In [1]: import logging
...: import pandas as pd
...: import pandas_chained_logging
...:
...: logger = logging.getLogger("my_logger")
...: sh = logging.StreamHandler()
...: formatter = logging.Formatter('%(asctime)s - %(name)s - %(levelname)s - %(message)s')
...: sh.setFormatter(formatter)
...: logger.addHandler(sh)
...: logger.setLevel("INFO")
...: pandas_chained_logging.configure_logger(logger)
...:
...: df = pd.DataFrame({"a": [1, 2, 3], "b": [4, 5, 6]})
...:
...: (
...: df
...: .assign(c=lambda x: x.a + x.b)
...: .log("We can log and chain!")
...: .assign(d=lambda x: x.a * x.b)
...: .log("We can log and chain again!")
...: .log("We can get the new shape and dtypes by using a callable")
...: .log(lambda df: f"!\n{df.shape=}\n{df.dtypes=}")
...: )
2023-05-23 08:45:28,923 - my_logger - INFO - We can log and chain!
2023-05-23 08:45:28,925 - my_logger - INFO - We can log and chain again!
2023-05-23 08:45:28,925 - my_logger - INFO - We can get the new shape and dtypes by using a callable
2023-05-23 08:45:28,925 - my_logger - INFO - !
df.shape=(3, 4)
df.dtypes=a int64
b int64
c int64
d int64
dtype: object
Out[1]:
a b c d
0 1 4 5 4
1 2 5 7 10
2 3 6 9 18
You can also pass your logger
to the log
accessor.
In [1]: import logging
...: import pandas as pd
...: import pandas_chained_logging
...:
...: logger = logging.getLogger("my_logger")
...: sh = logging.StreamHandler()
...: formatter = logging.Formatter('%(asctime)s - %(name)s - %(levelname)s - %(message)s')
...: sh.setFormatter(formatter)
...: logger.addHandler(sh)
...: logger.setLevel("INFO")
...:
...: df = pd.DataFrame({"a": [1, 2, 3], "b": [4, 5, 6]})
...:
...: (
...: df
...: .assign(c=lambda x: x.a + x.b)
...: .log("We can log and chain!", logger=logger)
...: .assign(d=lambda x: x.a * x.b)
...: .log("We can log and chain again!", logger=logger)
...: .log("We can get the new shape and dtypes by using a callable")

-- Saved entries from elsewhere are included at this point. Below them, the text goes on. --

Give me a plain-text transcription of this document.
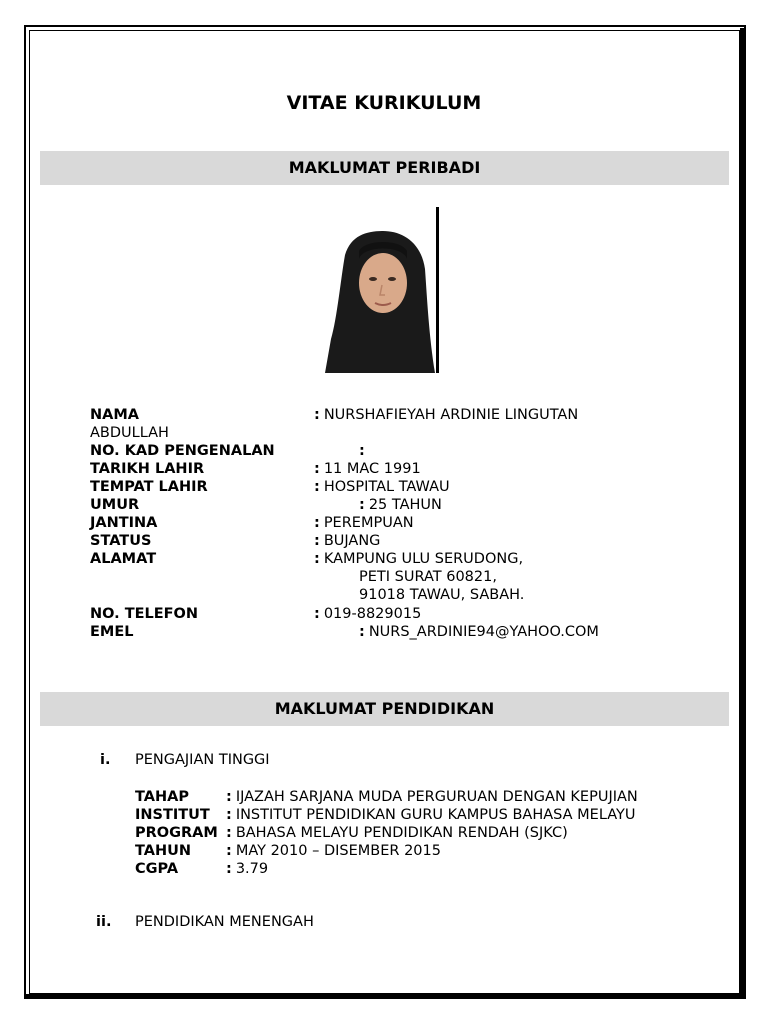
VITAE KURIKULUM
MAKLUMAT PERIBADI
NAMA	: NURSHAFIEYAH ARDINIE LINGUTAN
ABDULLAH
NO. KAD PENGENALAN	:
TARIKH LAHIR	: 11 MAC 1991
TEMPAT LAHIR	: HOSPITAL TAWAU
UMUR	: 25 TAHUN
JANTINA	: PEREMPUAN
STATUS	: BUJANG
ALAMAT	: KAMPUNG ULU SERUDONG,
PETI SURAT 60821,
91018 TAWAU, SABAH.
NO. TELEFON	: 019-8829015
EMEL	: NURS_ARDINIE94@YAHOO.COM
MAKLUMAT PENDIDIKAN
i. PENGAJIAN TINGGI
TAHAP	: IJAZAH SARJANA MUDA PERGURUAN DENGAN KEPUJIAN
INSTITUT : INSTITUT PENDIDIKAN GURU KAMPUS BAHASA MELAYU
PROGRAM : BAHASA MELAYU PENDIDIKAN RENDAH (SJKC)
TAHUN : MAY 2010 – DISEMBER 2015
CGPA	: 3.79
ii. PENDIDIKAN MENENGAH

...: .log(lambda df: f"!\n{df.shape=}\n{df.dtypes=}", logger=logger)
...: )
2023-05-23 08:46:46,391 - my_logger - INFO - We can log and chain!

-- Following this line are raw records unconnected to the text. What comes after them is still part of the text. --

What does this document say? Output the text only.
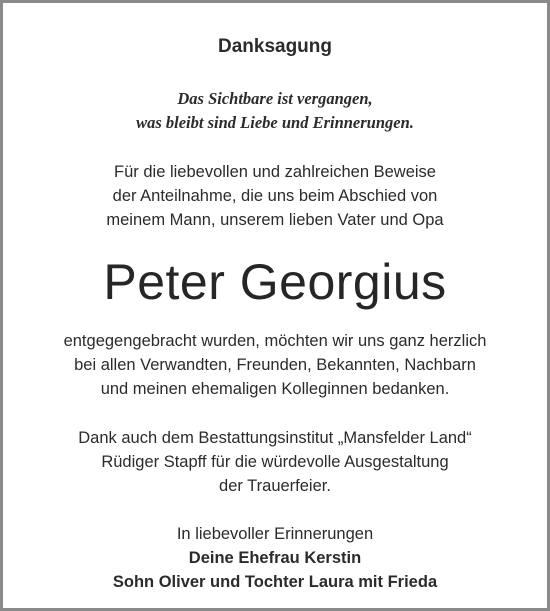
Danksagung
Das Sichtbare ist vergangen,
was bleibt sind Liebe und Erinnerungen.
Für die liebevollen und zahlreichen Beweise
der Anteilnahme, die uns beim Abschied von
meinem Mann, unserem lieben Vater und Opa
Peter Georgius
entgegengebracht wurden, möchten wir uns ganz herzlich
bei allen Verwandten, Freunden, Bekannten, Nachbarn
und meinen ehemaligen Kolleginnen bedanken.
Dank auch dem Bestattungsinstitut „Mansfelder Land“
Rüdiger Stapff für die würdevolle Ausgestaltung
der Trauerfeier.
In liebevoller Erinnerungen
Deine Ehefrau Kerstin
Sohn Oliver und Tochter Laura mit Frieda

2023-05-23 08:46:46,393 - my_logger - INFO - We can log and chain again!
We can get the new shape and dtypes by using a callable
2023-05-23 08:46:46,394 - my_logger - INFO - !
df.shape=(3, 4)
df.dtypes=a int64
b int64
c int64
d int64
dtype: object
Out[1]:
a b c d
0 1 4 5 4
1 2 5 7 10
2 3 6 9 18
Pull requests are welcome. For major changes, please open an issue first to discuss what you would like to change.